Po drugie, uwalniaj emocje. Poprzez płacz, złość, ale także zwykłe wygadanie się komuś. Jeśli nie chcesz z nikim dzielić tych uczuć, kup gruby zeszyt (lub użyj komputera) i spisuj wszystkie myśli, wątpliwości, zażalenia. Mówienie lub pisanie o tym, co nas boli, jest terapeutyczne. Poza tym nazwanie pomaga zrozumieć, co naprawdę się w nas dzieje i spojrzeć na to z dystansu.
Po trzecie, dbaj o siebie. Reakcja na stratę jest także somatyczna, często pojawia się bezsenność, brak apetytu, bóle głowy, bóle brzucha, mdłości. Staraj się, nawet jeśli mało jesz, dostarczać sobie odżywczych składników. Jeśli nie możesz spać, spróbuj uspokoić natrętne myśli choćby krótkimi chwilami relaksacji.

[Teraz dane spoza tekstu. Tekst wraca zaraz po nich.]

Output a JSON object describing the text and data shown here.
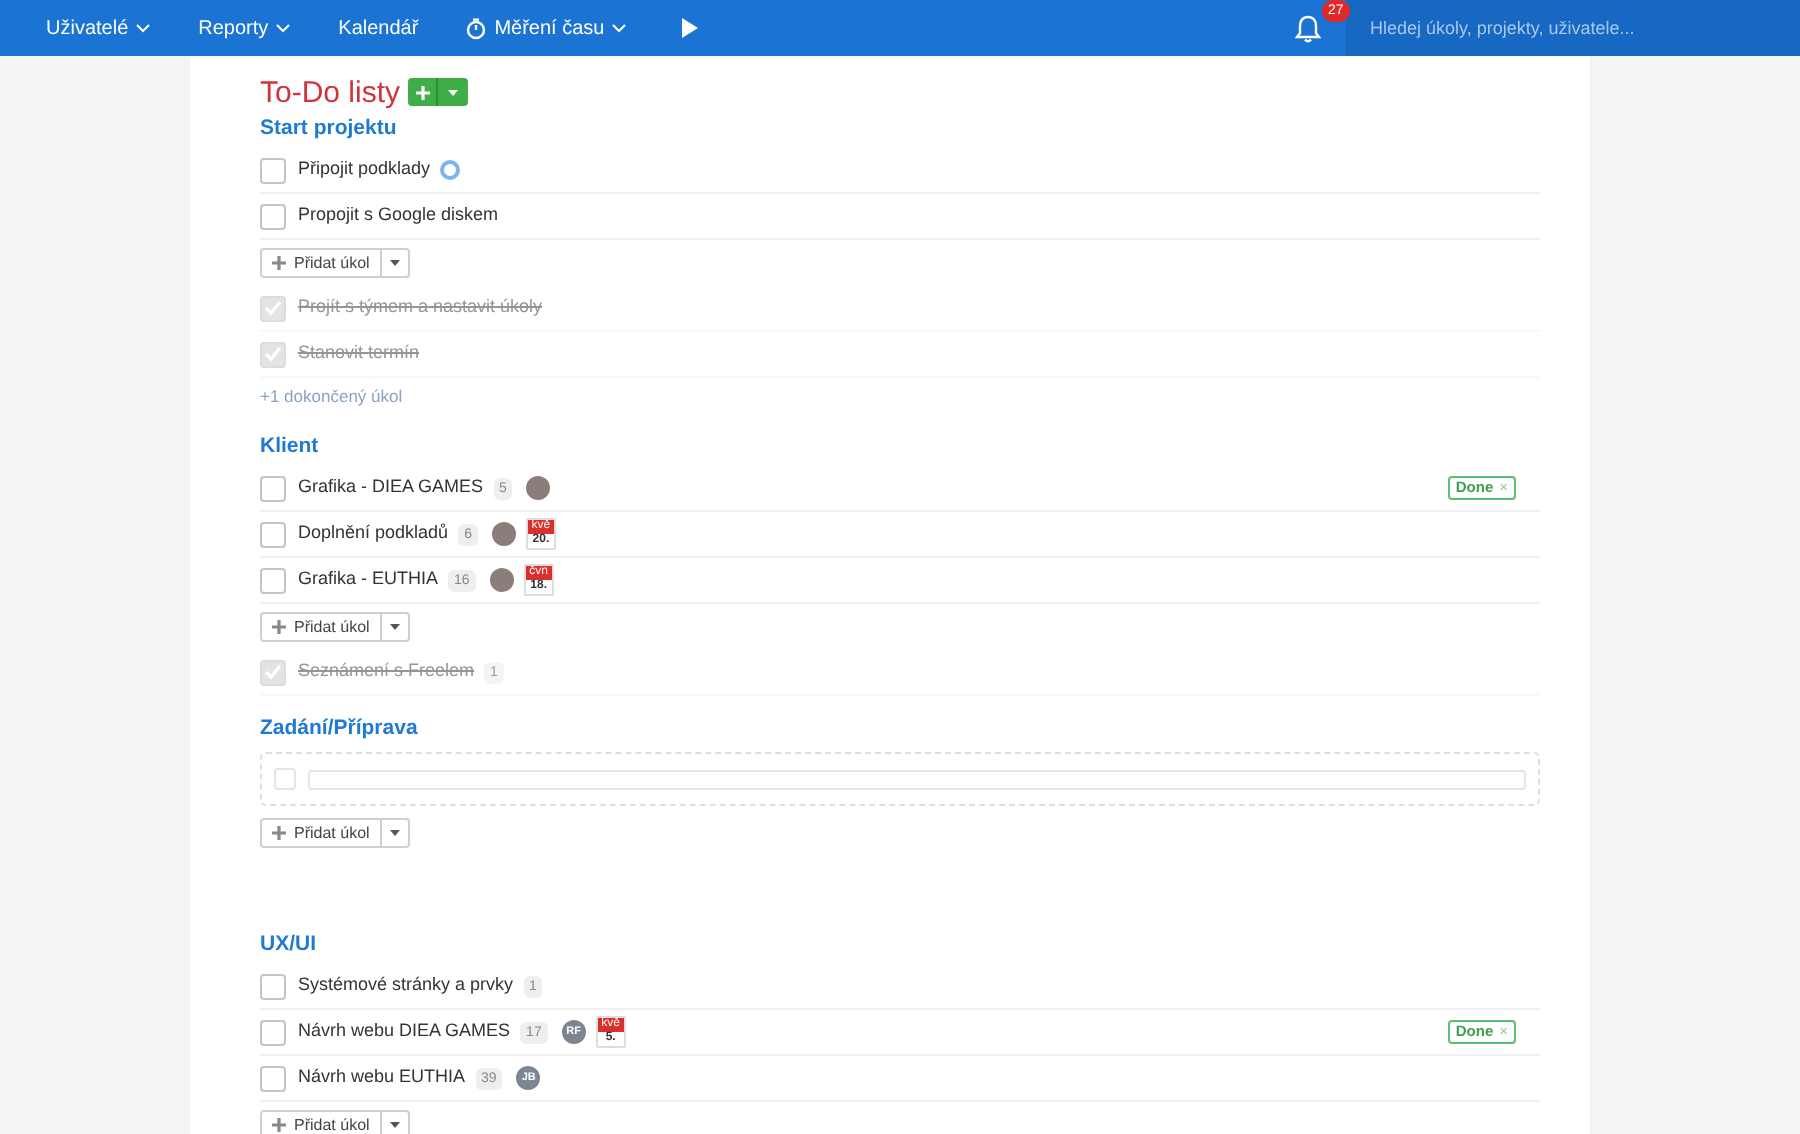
{
  "nav": {
    "items": [
      {
        "kind": "menu",
        "label": "Uživatelé",
        "caret": true
      },
      {
        "kind": "menu",
        "label": "Reporty",
        "caret": true
      },
      {
        "kind": "menu",
        "label": "Kalendář",
        "caret": false
      },
      {
        "kind": "timer",
        "label": "Měření času",
        "caret": true
      },
      {
        "kind": "play"
      }
    ],
    "notifications": {
      "count": "27"
    },
    "search": {
      "placeholder": "Hledej úkoly, projekty, uživatele..."
    }
  },
  "title": "To-Do listy",
  "lists": [
    {
      "title": "Start projektu",
      "tasks": [
        {
          "kind": "task",
          "label": "Připojit podklady",
          "checked": false,
          "loading": true
        },
        {
          "kind": "task",
          "label": "Propojit s Google diskem",
          "checked": false
        }
      ],
      "add_button": "Přidat úkol",
      "completed": [
        {
          "label": "Projít s týmem a nastavit úkoly",
          "checked": true
        },
        {
          "label": "Stanovit termín",
          "checked": true
        }
      ],
      "completed_note": "+1 dokončený úkol"
    },
    {
      "title": "Klient",
      "tasks": [
        {
          "kind": "task",
          "label": "Grafika - DIEA GAMES",
          "checked": false,
          "count": "5",
          "avatar": {
            "kind": "photo"
          },
          "tag": {
            "label": "Done",
            "close": "×"
          }
        },
        {
          "kind": "task",
          "label": "Doplnění podkladů",
          "checked": false,
          "count": "6",
          "avatar": {
            "kind": "photo"
          },
          "date": {
            "month": "kvě",
            "day": "20."
          }
        },
        {
          "kind": "task",
          "label": "Grafika - EUTHIA",
          "checked": false,
          "count": "16",
          "avatar": {
            "kind": "photo"
          },
          "date": {
            "month": "čvn",
            "day": "18."
          }
        }
      ],
      "add_button": "Přidat úkol",
      "completed": [
        {
          "label": "Seznámení s Freelem",
          "checked": true,
          "count": "1"
        }
      ]
    },
    {
      "title": "Zadání/Příprava",
      "tasks": [
        {
          "kind": "draft",
          "checked": false
        }
      ],
      "add_button": "Přidat úkol"
    },
    {
      "title": "UX/UI",
      "tasks": [
        {
          "kind": "task",
          "label": "Systémové stránky a prvky",
          "checked": false,
          "count": "1"
        },
        {
          "kind": "task",
          "label": "Návrh webu DIEA GAMES",
          "checked": false,
          "count": "17",
          "avatar": {
            "kind": "initials",
            "initials": "RF"
          },
          "date": {
            "month": "kvě",
            "day": "5."
          },
          "tag": {
            "label": "Done",
            "close": "×"
          }
        },
        {
          "kind": "task",
          "label": "Návrh webu EUTHIA",
          "checked": false,
          "count": "39",
          "avatar": {
            "kind": "initials",
            "initials": "JB"
          }
        }
      ],
      "add_button": "Přidat úkol"
    }
  ]
}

Po czwarte, bądź z ludźmi. Trudno jest samemu poradzić sobie z takim natłokiem emocji, dlatego szukaj życzliwych, chętnych cię wysłuchać osób. Jeśli nie masz ich wśród bliskich, zapisz się do grupy wsparcia, zwróć się o pomoc do psychoterapeuty, po prostu nie bądź z tym sama.
Po piąte, pożegnaj się. Rytuały mają moc, nie bez powodu zmarłych żegnamy odpowiednią ceremonią. Podobnie ceremonii pożegnania domaga się związek. Możesz zrobić to w formie listu do ukochanego, który następnie uroczyście spalisz w zlewie, możesz wrzucić do rzeki lub zakopać w ziemi obrączkę lub przekuć ją na kolczyki według własnego projektu. W liście możesz wypowiedzieć wszystko to, co dotąd było niewypowiedziane, nazwać, co nie zostało nazwane – w zgodzie z tym, co czujesz.
Po szóste, pamiętaj, że żałoba kiedyś się skończy. Gdy jesteś na początku drogi, trudno dostrzec jej kres, ale przemawia za tym doświadczenie innych osób, które też kogoś straciły. W końcu przyjdzie czas, by wrócić do życia i przeżywać je na nowo.